Elektrik & Elektronik

Dieses Kapitel beschreibt den Aufbau und die Ausführung der elektrischen und elektronischen Komponenten meines Unimog-Modells und wird dem Baufortschritt entsprechend ergänzt.

EMotor (Hauptantrieb):

Die Dimensionierung und Auswahl eines geeigneten EMotors sind im Kapitel 'PLANUNG' in den Untermenus 'WAHL EINES GEEIGNETEN EMOTORS' sowie 'ABSCHÄTZUNG ANTRIEBSLEISTUNG' beschrieben. Aus diesen, dem Bau vorhergegangenen Abschätzungen und Berechnungen resultierten Anforderungen an den zu beschaffenden Elektromotor wie folgt:

Mechanische Dimensionen: maximale Länge 50mm bei einem maximalen Durchmesser von 80mm oder einer maximalen Länge von 100mm bei einem Durchmesser von 40mm, Nenndrehmoment mindestens 10Ncm
Elektrische Dimensionen: Nennspannung 12V, elektrische Leistung zwischen 26 Watt und 153 Watt

Ein Elektromotor, welcher damals (2001) diesen Anforderungen abdeckte war ein sogenannter Glockenankermotor des Herstellers Faulhaber vom Typ 3863-012C, ausgestattet mit einem zusätzlichen Planetengetriebe vom Typ 38/2 mit einem angeflanschten Planetengetriebe (Übersetzung von i=3.71) desselben Herstellers.

Getriebeplatten
Photo 1.1: Antriebs-EMotor mit...
Getriebeplatten
Photo 1.2:...Planetengetriebe und
Adapterplatte

Energieversorgung:

Hauptversorgung:
Als Energieversorgung dient zur Zeit (Juli 2007) ein 12V NiMH Akku mit eine Kapazität von 3000mAh, welcher sämtliche elektrische Verbraucher versorgt.
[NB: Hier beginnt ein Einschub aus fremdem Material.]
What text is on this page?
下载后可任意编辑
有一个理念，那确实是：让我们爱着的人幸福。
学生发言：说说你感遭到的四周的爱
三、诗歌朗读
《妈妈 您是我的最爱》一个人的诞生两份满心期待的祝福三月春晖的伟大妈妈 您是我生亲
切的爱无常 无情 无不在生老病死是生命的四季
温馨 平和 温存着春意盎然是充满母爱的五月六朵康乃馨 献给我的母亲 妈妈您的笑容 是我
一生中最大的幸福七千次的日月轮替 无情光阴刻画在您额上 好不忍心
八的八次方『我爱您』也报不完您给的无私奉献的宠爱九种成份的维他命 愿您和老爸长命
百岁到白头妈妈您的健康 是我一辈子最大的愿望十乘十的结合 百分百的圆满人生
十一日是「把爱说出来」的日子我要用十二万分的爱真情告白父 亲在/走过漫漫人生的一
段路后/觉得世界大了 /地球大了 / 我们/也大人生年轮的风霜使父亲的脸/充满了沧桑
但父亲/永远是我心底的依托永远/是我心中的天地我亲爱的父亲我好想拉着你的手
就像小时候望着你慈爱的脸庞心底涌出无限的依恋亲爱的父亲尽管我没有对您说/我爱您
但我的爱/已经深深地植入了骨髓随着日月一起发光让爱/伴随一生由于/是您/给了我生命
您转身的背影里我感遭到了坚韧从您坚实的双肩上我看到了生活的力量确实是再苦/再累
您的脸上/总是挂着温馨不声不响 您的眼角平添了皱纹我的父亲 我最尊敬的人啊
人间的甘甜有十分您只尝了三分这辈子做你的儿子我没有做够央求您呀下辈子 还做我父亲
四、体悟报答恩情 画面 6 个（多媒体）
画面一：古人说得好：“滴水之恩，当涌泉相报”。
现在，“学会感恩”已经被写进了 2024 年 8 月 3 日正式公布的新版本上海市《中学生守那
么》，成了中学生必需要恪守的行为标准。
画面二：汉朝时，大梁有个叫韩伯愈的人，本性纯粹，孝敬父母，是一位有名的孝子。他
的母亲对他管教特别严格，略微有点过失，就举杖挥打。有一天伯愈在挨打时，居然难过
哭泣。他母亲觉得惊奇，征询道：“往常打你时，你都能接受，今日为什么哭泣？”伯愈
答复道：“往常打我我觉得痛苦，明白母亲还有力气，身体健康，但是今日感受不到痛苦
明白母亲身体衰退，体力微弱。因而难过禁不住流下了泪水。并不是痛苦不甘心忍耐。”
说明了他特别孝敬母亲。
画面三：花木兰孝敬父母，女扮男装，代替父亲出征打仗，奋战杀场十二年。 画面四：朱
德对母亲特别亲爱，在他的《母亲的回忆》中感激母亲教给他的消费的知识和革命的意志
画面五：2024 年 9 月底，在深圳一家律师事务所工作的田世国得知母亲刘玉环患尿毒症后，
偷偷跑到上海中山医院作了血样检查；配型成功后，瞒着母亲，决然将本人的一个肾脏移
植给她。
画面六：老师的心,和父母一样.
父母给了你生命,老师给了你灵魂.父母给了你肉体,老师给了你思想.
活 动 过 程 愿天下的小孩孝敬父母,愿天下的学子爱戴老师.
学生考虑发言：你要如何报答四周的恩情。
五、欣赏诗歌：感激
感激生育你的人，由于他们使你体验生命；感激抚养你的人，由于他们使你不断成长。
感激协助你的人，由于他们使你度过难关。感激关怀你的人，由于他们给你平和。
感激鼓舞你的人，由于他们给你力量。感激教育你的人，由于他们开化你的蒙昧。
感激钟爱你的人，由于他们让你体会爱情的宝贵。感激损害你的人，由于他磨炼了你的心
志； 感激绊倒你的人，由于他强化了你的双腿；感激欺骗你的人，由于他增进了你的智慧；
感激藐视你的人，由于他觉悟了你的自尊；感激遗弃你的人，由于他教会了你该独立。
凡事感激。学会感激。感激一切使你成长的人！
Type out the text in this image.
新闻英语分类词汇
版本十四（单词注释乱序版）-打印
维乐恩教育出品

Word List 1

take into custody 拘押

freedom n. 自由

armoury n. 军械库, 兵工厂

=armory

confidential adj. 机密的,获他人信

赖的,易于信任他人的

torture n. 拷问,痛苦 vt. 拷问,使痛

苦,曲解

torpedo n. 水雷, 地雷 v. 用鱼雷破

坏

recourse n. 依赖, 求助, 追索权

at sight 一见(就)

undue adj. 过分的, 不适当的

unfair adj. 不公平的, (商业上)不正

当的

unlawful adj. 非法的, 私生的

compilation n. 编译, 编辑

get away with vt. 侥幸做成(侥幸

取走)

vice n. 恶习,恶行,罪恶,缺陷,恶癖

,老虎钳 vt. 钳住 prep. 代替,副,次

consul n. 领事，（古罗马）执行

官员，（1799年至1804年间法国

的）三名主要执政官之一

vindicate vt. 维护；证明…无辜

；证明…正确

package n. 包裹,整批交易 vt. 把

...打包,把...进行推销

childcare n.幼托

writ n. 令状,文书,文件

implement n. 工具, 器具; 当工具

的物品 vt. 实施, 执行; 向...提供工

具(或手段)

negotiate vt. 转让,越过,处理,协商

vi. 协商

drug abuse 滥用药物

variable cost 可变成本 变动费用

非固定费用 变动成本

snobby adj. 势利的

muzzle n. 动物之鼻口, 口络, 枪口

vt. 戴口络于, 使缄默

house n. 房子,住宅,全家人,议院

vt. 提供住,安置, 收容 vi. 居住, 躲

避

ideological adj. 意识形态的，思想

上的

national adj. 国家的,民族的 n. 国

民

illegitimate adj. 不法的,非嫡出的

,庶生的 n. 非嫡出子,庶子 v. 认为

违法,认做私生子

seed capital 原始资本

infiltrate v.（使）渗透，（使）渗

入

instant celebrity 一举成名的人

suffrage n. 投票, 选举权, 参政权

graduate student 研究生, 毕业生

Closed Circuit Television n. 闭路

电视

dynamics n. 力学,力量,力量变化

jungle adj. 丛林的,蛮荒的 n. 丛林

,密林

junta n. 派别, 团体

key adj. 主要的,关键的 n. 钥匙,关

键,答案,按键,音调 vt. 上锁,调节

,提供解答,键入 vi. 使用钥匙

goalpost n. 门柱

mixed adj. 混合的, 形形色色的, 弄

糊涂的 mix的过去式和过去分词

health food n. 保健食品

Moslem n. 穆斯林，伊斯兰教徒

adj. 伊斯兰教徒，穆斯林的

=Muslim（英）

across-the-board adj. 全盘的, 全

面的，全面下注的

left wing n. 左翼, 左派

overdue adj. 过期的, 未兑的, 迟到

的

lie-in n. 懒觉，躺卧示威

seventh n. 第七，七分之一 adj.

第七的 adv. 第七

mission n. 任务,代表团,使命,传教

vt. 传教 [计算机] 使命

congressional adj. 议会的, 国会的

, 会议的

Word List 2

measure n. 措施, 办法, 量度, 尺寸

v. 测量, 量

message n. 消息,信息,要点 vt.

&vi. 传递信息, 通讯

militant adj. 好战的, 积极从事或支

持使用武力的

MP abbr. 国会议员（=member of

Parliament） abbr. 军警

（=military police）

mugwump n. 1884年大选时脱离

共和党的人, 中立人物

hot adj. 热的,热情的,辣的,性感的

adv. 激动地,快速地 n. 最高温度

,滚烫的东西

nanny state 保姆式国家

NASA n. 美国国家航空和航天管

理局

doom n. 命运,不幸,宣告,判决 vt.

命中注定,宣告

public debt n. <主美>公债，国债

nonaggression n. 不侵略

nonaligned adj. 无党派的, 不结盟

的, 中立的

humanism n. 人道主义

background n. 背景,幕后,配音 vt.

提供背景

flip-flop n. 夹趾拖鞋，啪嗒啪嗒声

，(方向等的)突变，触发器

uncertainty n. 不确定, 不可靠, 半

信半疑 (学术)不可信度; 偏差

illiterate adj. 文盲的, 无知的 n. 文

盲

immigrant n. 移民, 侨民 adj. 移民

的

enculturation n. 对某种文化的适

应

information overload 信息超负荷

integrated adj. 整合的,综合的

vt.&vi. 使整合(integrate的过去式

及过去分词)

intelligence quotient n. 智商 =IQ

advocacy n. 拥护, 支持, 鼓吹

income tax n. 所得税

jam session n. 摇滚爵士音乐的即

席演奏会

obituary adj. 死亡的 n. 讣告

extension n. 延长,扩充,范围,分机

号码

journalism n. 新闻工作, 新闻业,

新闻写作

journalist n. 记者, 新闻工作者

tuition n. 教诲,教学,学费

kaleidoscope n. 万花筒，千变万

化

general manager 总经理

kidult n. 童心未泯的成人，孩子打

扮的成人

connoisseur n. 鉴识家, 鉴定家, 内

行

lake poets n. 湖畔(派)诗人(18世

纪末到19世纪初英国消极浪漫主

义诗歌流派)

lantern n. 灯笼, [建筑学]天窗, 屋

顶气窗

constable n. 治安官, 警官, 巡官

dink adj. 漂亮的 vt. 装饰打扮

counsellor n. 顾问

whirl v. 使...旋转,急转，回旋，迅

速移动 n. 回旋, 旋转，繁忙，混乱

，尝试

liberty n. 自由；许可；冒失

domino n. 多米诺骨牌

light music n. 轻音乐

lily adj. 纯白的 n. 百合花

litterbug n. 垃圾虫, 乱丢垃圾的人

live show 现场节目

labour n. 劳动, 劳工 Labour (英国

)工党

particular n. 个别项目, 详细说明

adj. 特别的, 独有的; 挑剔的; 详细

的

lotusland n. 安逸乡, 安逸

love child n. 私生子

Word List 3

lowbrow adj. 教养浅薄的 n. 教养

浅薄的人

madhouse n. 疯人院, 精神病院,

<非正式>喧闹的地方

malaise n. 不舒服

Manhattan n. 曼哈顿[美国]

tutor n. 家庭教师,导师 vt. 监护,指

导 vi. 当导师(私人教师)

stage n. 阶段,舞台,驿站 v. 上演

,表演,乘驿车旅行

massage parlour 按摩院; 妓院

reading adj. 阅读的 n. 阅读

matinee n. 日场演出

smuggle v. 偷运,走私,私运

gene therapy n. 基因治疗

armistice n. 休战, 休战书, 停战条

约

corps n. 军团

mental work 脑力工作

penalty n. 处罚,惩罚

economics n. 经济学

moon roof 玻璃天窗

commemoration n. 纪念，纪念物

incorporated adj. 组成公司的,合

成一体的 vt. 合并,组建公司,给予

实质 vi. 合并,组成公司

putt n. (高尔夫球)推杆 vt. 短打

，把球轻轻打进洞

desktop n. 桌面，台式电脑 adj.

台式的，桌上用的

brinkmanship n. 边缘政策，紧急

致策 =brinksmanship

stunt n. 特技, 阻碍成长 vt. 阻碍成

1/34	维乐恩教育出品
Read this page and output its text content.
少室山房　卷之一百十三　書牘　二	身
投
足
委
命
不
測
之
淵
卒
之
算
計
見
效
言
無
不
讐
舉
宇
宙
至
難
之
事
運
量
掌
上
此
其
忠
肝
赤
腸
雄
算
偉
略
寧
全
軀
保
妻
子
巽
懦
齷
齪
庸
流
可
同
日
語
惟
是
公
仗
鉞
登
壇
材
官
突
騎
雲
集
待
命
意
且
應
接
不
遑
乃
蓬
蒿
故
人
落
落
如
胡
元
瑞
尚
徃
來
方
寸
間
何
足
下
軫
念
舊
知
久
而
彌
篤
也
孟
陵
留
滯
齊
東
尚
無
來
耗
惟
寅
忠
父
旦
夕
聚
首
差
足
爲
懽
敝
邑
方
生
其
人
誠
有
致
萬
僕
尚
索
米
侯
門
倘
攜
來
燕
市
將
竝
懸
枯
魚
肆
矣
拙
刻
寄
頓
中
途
Die Stromversorgung der beiden Servos welche das 6-Gang Schaltgetriebe manipulieren, werden vom integrierten BEC des Drehzahstellers (Fahrtregler) versorgt. Das Lenkservo wird direkt vom 12V Akku versorgt. Sämtliche Strombezüger sind einzeln abgesichert (siehe nachfolgendes Kapitel).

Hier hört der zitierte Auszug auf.